The route info has "under two hours" given as an approximate time for completion. My estimate would be 6-8 hours.
The Lion Head Winter Route itself is very short - I've done it in under an hour.......it's merely a connector between the Huntington Ravine Fire Road and the Lion Head Trail, which is more avalanche-prone in the winter time.
I guess I should've clarified that the trailhead to summit takes 4-6 hours....but the actual Lion Head Winter Route takes less than 2. Sorry 'bout that.

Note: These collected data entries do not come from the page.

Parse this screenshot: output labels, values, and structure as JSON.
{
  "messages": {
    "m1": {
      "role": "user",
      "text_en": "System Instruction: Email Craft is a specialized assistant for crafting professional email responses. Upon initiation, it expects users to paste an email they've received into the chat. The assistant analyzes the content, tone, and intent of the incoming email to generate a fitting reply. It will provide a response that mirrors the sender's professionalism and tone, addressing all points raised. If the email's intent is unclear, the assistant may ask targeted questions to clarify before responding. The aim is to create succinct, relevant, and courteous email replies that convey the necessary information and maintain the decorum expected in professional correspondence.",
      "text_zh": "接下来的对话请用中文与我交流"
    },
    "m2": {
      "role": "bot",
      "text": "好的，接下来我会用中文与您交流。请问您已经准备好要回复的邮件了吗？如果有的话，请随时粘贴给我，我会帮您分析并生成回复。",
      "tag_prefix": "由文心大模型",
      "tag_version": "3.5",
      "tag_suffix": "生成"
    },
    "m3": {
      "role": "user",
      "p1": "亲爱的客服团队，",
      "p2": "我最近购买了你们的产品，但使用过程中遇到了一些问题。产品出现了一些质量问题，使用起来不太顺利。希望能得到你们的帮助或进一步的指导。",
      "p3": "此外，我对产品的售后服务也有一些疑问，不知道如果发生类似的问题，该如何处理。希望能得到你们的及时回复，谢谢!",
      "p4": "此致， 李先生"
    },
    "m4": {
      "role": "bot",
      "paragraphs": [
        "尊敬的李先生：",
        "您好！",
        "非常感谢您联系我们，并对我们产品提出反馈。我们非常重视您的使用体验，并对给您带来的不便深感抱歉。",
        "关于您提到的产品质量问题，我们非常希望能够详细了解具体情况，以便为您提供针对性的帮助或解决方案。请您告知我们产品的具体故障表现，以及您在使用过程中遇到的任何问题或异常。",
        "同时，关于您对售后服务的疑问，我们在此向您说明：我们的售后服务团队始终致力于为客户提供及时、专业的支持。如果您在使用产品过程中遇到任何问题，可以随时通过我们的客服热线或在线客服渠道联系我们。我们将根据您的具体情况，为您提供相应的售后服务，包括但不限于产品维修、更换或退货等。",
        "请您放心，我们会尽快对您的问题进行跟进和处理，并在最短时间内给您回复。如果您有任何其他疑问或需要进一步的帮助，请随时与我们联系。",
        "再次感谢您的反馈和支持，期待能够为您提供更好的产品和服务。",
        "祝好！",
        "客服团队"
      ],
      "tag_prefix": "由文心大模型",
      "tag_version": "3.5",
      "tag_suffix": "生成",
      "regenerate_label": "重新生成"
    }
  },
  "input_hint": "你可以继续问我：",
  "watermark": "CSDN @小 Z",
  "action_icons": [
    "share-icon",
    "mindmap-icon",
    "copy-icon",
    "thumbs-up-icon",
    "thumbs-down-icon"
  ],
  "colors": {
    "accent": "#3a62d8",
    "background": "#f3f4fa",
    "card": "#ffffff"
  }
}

This description seems to incorrectly imply a 1,000-foot snow and ice climb of 60-70 degrees - a far different proposition than the Lion Head trail.
An ice axe may be warranted on this route assuming one knows how to use it, but there is almost no "exposure" in a mountaineering sense.
There are a few ledges or steps that might briefly approach 60-70 degrees, but these bits are of almost trivial length.
I agree with Sewardj with particular regard to the 60-70 degree comment. This is a very misleading. I would estimate a sustained slope of around 30 degrees or so on the route in snow where crampon work and step-kicking is rather easy for an intermediate - advanced mountaineer.
In full-winter conditions, I would say that a classic ice axe is mandatory. Anything more aggressive is overkill and to impress the ladies.
In planning for a climb this winter, I have trouble justifying bringing an ice axe unless there is freezing rain. Can someone point me wrong?
If this is the technical crux, I would rather strap my axe on my pack and get handholds on rocks and trees than hooking on roots (LNT!) and rocks. Or use hiking poles if I want a cane.
If this is representative of the slopes higher up, and I would believe so since on my GPS track the slope never goes beyond 50% above tree line, it would be hard to fall and arresting would be easy with poles.
I will probably still bring an axe since I have one and everyone seems to bring it, but what if someone has never practiced self-arrest and has to shed money to rent one? Are we only bringing the axe for mountain cred, with guides overselling the route? Again, barring freezing rain.
I will update this post after my climb.
On another note, I'm considering using touring skis above tree line. Anyone know if there is usually enough snow for this?
Probably crampons and hiking poles make the most sense and would offer the most benefit over all. Seems to be the preferred set-up of most winter hikers on this trail.There are MAYBE a couple of places where a properly executed self-arrest could be useful in event of a fall, but maybe not. LACKING crampons, one could, with an axe, cut a few useful steps...... There is no viable skiing on the route.The southeast snowfields (to the right, above "alpine gardens") offer limited skiing when filled in, but there isn't necessarily much point to lugging skis over there.
It's funny I was actually on the mountain when you replied. But thanks still! I now agree with what you said.
For the others who may read this, the ice axe was in the "nice to have but not essential" side. It did help climb in the winter route itself, but I could have done it without. Above tree line, I found poles to be way more useful and no need for self-arrest. I saw many people not bring an ice axe.
The mountaineering crampons was more useful and definitely made progress easier on the winter route itself and more secure higher up. However, I think I saw more people with hiking traction devices than crampons, and at least some of them has made it to the top.
I had bulletproof crust for most part above tree line, so the ski was interesting, but not fun! And dropping down Tuckerman ravine was a definite no when your edges don't bite, even if the avalanche risk was low. At least the skis did make the approach and exit quite faster.
If I was to go there again, I would still bring the axe and crampons, but cache the axe once above tree line.
About glissading down below tree line. You destroy the steps that are so useful for the people going up without crampons. So think twice about it.